To the uninitiated, Bruce Lee is simply just another martial arts film star, like Jackie Chan or Jet Li. "Was he really any good?" some might ask. "Did he do those stunts? Did someone show him those moves?"
But for those familiar with the world of martial arts, the claim that Lee was one of the greatest martial artists in living memory is a familiar and justifiable one. Not only was he in top physical condition, having devised numerous training methods and exercises that were ahead of their time; he is also credited with developing a revolutionary approach to the martial arts. Jeet Kune Do- the way of the intercepting fist- is a collection of philosophical and methodological innovations that apply to combat arts, and, as many claim, to life more broadly.
There are many summaries on the web, so I won't belabor one. For a definitive introduction, I direct the reader to Lee's Tao of Jeet Kune Do, one of the most helpful martial books ever written. I will, however, review a few elements that pertain to this post:
Lee was dissatisfied with complex, "flowery," and smug approaches to the martial arts. Simplicity, efficiency, pragmatism became the mantras of his method. He critiqued the guarded traditions of "pure" and "authoritative" styles (e.g., Chang Chuan, Wing Chun, Tien Shan Pai, Choy Li Fut, etc.), believing they had come to stultify growth, innovation and development. Practitioners were burdened with learning and mastering thousands of movements kept alive less for their practicability and combat effectiveness than because of their being part of the tradition. Modern exponents were repeating movements designed for radically different combat contexts, like fighting with armor or on horseback or barefoot. After coming to the U.S. (Seattle and San Francisco), Lee began a productive career of writing, teaching and training, setting out these principles through what he initially called Jun Fan Kung Fu. (It was only much later, after much deserved fame in the martial arts world, that Lee came to the screen- with Fists of Fury (also called Chinese Connection) as his debut which initiated a new tradition of martial arts films.) Lee received much criticism from teachers back in China, as well as prominent martial artists in the U.S., for his perceived cheekiness, subverting tradition and iconoclastically dismantling the edifice of ossified and totalizing martial arts systems. Needless to say, he made a lot of enemies (later to feed into conspiracy theories surrounding his untimely death).

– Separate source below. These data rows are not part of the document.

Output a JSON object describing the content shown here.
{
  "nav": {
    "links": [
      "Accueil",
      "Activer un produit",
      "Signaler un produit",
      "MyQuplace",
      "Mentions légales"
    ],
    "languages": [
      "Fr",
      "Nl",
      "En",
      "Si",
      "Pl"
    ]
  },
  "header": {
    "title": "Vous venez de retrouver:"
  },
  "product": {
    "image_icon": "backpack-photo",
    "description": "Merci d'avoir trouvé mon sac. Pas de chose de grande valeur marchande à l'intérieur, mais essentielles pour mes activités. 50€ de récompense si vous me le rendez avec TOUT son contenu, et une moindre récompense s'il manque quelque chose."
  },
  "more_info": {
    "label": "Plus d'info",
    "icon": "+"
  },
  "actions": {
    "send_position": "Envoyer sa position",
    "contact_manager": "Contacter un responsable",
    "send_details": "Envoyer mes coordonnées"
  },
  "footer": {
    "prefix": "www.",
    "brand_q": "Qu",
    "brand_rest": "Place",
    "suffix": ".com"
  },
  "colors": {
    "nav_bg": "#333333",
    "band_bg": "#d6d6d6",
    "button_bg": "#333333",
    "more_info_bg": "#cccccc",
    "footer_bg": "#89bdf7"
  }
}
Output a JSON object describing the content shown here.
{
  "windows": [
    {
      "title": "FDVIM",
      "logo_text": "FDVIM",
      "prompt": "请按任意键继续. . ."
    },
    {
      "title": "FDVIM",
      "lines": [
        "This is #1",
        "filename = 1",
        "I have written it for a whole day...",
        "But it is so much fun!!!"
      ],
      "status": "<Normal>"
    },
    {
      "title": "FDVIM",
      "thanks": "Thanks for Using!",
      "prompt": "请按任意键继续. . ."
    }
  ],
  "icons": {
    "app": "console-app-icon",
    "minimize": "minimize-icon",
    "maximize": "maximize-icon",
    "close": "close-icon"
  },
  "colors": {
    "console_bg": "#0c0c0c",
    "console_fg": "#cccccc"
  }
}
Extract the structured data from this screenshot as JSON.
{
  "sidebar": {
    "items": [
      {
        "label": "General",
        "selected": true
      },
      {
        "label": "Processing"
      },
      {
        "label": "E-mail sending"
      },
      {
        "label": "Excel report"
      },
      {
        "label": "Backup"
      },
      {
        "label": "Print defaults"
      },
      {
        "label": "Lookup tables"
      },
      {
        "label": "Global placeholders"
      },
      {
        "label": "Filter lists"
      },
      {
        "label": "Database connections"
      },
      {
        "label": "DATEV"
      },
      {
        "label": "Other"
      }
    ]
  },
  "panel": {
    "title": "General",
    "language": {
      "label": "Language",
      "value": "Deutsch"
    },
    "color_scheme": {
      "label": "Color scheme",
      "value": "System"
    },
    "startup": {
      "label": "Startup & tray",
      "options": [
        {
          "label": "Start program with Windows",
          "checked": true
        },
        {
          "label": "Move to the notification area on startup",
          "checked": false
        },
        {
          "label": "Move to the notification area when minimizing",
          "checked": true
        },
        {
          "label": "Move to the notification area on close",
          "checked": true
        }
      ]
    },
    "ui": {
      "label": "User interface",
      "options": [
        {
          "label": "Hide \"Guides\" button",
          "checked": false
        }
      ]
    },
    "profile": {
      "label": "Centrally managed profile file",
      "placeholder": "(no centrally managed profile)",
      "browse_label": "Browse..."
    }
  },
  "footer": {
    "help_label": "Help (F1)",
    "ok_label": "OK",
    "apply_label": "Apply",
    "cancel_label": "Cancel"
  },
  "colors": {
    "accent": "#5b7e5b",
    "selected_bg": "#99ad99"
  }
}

Lee demonstrating his famed "One-Inch Punch"
In many ways Lee's approach served as progenitor to the mixed-martial arts craze going on today, and to the popularity of events like the Ultimate Fighting Championship, which pits various styles and approaches against each other in a "real" fight setting. Schools teaching "JKD concepts" have cropped up everywhere, along with a (counterintuitive) obsession with lineage ("I was trained by X, one of Lee's original students...").
In some ways Lee's was seen as a truly "American" approach, cutting back the extraneous and traditional in the name of pragmatism and effectiveness. There may be something to this. But what strikes me are the postmodern undertones to his project (Lee was doing his work in the 60s-70s). He questioned the view of tradition as pristine, self-enclosed, and able to be passed on without alteration. He challenged conventional canons on martial art technique and training. Application of his method seemed to celebrate diversity and plurality (many have mistaken Jeet Kune Do as a hodgepodge or random sampling of different styles. While this is not the case, there are certain underlying principles that value diversity and that can lend this impression.) Pragmatism and practice served as touchstones over against the authority of tradition, origin, or aesthetics. His injunctions to "use no way as a way" or to "seek to be like water, formless and utterly adaptable," while admittedly Zen-inspired, seem akin to the shifting, transient sands of our current pomo playground.
In a later post, I want to explore the relationship of JKD to tradition, and hazard a way to think about this relationship that, while not only being helpful for martial arts practitioners, may be of use to philosophers in general.